Consequently, the principle of equality between inertia mass and weight would be explained as follows: in a homogeneous gravitational field, all movements are executed in relation to a system of coordinates accelerating uniformly as if in absence of gravity field. I conjectured that if this principle is applicable to any other events then it can be applied to system of coordinates not accelerating uniformly.

These reflections occupied me from 1908 to 1911 and I figured that the principle of relativity needed to be extended (equations should retain their forms in non uniform accelerations of coordinates) in order to account for a rational theory of gravitation; the physical explanation of coordinates (measured by rules and clocks) has to go.

I reasoned that if in reality “a field of gravitation used in system of inertia” did not exist it could still be served in the Galilean expression that “a material point in a 4-dimensional space is represented by the shortest straight line”. Minkowski has demonstrated that this metric of the square of the distance of the line is a function of the squares of the differential coordinates.  If I introduced other coordinates by non linear transformation then the distance of the line stay homogeneous if coefficients dependent on coordinates are added to the metric (this is the Riemann metric in 4-dimension space not submitted to any gravity field).
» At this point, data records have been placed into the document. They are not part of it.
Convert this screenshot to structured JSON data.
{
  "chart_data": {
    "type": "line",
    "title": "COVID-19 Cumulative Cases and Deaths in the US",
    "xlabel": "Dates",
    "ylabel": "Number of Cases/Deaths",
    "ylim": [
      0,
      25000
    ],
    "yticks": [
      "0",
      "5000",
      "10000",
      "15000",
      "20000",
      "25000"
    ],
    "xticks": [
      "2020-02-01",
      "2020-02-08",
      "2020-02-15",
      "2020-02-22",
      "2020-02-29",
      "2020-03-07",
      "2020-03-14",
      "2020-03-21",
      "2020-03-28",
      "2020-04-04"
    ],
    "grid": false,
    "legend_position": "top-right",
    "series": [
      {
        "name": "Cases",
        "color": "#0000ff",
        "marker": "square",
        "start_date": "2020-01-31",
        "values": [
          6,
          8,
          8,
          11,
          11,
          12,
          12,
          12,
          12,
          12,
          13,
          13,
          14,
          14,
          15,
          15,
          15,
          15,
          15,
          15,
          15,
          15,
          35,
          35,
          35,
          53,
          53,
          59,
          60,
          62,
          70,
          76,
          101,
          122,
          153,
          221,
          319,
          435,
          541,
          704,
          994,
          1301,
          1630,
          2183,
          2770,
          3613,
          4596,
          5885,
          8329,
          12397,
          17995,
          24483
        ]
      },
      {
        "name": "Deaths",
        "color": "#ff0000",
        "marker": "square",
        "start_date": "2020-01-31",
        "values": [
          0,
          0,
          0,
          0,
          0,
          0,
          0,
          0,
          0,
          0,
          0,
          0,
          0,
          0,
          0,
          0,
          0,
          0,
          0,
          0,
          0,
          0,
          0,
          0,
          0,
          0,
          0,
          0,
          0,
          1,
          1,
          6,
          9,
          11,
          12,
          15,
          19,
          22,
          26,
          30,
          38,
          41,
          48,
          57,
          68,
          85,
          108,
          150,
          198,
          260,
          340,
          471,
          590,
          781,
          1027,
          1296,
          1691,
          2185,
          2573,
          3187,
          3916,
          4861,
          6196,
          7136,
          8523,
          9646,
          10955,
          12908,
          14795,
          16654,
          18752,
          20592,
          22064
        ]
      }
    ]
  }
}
Thus, the coefficients describe the field of gravity in the selected system of coordinates; the physical significance is just related to the Riemannian metric. This dilemma was resolved in 1912.

Two other problems had to be resolved from 1912 to 1914 with the collaboration of Marcel Grossmann.

The first problem is stated as follows: “How can we transfer to a Riemannian metric a field law expressed in the language of restrained relativity?”  I discovered that Ricci and Levi-Civia had answered it using infinitesimal differential calculus.

The second problem is: “what are the differential laws that determine the coefficients of Riemann?”  I needed to resolve invariant differential forms of the second order of Riemann’s coefficients. It turned out that Riemann had also answered the problem using curb tensors.

“Two years before the publication of my theory on General Relativity” said Einstein “I thought that my equations could not be confirmed by experiments. I was convinced that an invariant law of gravitation relative to any transformations of coordinates was not compatible with the causality principle. Astronomic experiments proved me right in 1915.”

Note:  I recall that during my last year in high school my physics teacher, an old Jesuit Brother, filled the blackboard with partial derivatives of Newton’s equation on the force applied to a mass; then he integrated and he got Einstein’s equation of energy which is  mass multiplied by C square. At university, whenever I had problems to solve in classical mechanics on energy or momentum conservation I just applied the relativity equation for easy and quick results; pretty straightforward; not like the huge pain of describing or analyzing movements of an object in coordinate space.